Create table with Rasch dichotomous model item fit values for each item.
Source:R/easyRasch.R
RIitemfitRM.Rd
Defaults to using conditional estimates for MSQ values (Müller, 2020)
estimated using the iarm
package. Use method = "unconditional"
for the
"old" unconditional MSQ values (using eRm
).
Usage
RIitemfitRM(
dfin,
samplesize,
nsamples,
zstd_min = -1.96,
zstd_max = 1.96,
msq_min = 0.7,
msq_max = 1.3,
fontsize = 15,
fontfamily = "Lato",
output = "table",
tbl_width = 65,
method = "conditional"
)
Arguments
- dfin
Dataframe with item data only
- samplesize
Desired sample size in multisampling (recommended range 250-500)
- nsamples
Desired number of samples (recommended range 10-50)
- zstd_min
Lower cutoff level for ZSTD
- zstd_max
Upper cutoff level for ZSTD
- msq_min
Lower cutoff level for MSQ
- msq_max
Upper cutoff level for MSQ
- fontsize
Set font size for table
- fontfamily
Set font family for table
- output
Defaults to output a table.
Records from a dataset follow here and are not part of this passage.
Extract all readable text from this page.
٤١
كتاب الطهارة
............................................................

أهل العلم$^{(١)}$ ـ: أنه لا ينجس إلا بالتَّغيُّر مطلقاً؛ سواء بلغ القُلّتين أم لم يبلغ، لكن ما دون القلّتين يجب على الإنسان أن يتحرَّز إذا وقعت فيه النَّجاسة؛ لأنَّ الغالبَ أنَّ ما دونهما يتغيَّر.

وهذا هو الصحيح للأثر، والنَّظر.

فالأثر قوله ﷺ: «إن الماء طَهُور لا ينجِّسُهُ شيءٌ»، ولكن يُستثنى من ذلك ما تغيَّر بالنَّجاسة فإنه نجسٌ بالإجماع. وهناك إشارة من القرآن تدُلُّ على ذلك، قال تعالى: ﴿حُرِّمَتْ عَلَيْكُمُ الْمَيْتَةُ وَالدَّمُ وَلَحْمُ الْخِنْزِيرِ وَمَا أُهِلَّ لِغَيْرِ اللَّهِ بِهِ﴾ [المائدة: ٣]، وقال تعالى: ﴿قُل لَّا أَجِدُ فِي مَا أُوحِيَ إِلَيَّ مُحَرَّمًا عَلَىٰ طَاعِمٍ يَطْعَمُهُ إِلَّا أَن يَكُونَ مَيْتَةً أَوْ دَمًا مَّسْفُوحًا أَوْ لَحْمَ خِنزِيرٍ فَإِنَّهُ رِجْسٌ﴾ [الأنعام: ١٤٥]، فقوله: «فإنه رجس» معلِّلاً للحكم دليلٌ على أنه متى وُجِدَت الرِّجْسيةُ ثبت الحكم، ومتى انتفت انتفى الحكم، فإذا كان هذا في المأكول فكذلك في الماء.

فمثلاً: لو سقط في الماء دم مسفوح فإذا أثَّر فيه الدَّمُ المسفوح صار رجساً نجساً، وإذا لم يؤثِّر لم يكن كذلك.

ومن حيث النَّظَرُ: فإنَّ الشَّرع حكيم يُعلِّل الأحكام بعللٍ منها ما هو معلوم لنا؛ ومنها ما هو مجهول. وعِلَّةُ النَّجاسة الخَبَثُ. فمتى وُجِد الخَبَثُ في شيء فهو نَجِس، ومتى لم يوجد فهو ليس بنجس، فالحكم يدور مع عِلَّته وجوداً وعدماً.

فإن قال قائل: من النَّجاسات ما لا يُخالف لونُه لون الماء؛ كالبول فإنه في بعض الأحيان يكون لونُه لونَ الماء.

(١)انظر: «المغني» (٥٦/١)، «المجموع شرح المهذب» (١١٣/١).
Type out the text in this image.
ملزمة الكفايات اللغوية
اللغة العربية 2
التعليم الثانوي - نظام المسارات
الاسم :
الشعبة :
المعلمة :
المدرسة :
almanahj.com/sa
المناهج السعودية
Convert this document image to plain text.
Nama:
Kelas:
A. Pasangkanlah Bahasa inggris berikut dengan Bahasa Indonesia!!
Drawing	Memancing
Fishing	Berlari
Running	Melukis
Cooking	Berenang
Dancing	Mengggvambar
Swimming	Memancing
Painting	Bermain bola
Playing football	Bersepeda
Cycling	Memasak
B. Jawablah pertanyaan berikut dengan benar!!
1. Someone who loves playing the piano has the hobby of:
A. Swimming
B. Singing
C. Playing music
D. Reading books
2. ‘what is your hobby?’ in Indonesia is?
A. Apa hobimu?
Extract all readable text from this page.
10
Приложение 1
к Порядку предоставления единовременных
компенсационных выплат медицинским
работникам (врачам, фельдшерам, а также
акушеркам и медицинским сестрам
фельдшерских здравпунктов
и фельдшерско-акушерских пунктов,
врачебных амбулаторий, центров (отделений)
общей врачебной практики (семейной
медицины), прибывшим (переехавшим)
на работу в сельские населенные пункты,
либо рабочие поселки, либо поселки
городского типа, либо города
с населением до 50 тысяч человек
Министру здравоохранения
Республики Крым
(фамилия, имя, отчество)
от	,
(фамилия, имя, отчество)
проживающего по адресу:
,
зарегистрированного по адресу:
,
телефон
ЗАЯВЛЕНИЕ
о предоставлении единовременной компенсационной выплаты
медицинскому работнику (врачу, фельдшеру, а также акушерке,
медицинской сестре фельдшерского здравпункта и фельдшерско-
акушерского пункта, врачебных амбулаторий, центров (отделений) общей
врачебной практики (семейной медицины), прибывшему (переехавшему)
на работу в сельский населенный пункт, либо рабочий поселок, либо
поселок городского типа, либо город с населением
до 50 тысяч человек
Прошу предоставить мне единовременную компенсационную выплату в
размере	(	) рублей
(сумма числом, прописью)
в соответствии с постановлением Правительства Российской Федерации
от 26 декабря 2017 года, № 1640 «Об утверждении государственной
Optional "dataframe" or "quarto"
- tbl_width
Set table width in percent
- method
Defaults to "conditional". Optional "unconditional"
Details
ZSTD is inflated with large samples (N > 500). Optional function to reduce sample size and run analysis using multiple random samples to get average ZSTD If you are using Quarto/Rmarkdown, "cache: yes" will be a useful chunk option to speed things up. 50 samples seems to give stable output, but 4-8 is probably sufficient for a quick look at the approximate ZSTD statistics. It is recommended to use sample size 200-500, based on Hagell & Westergren, 2016.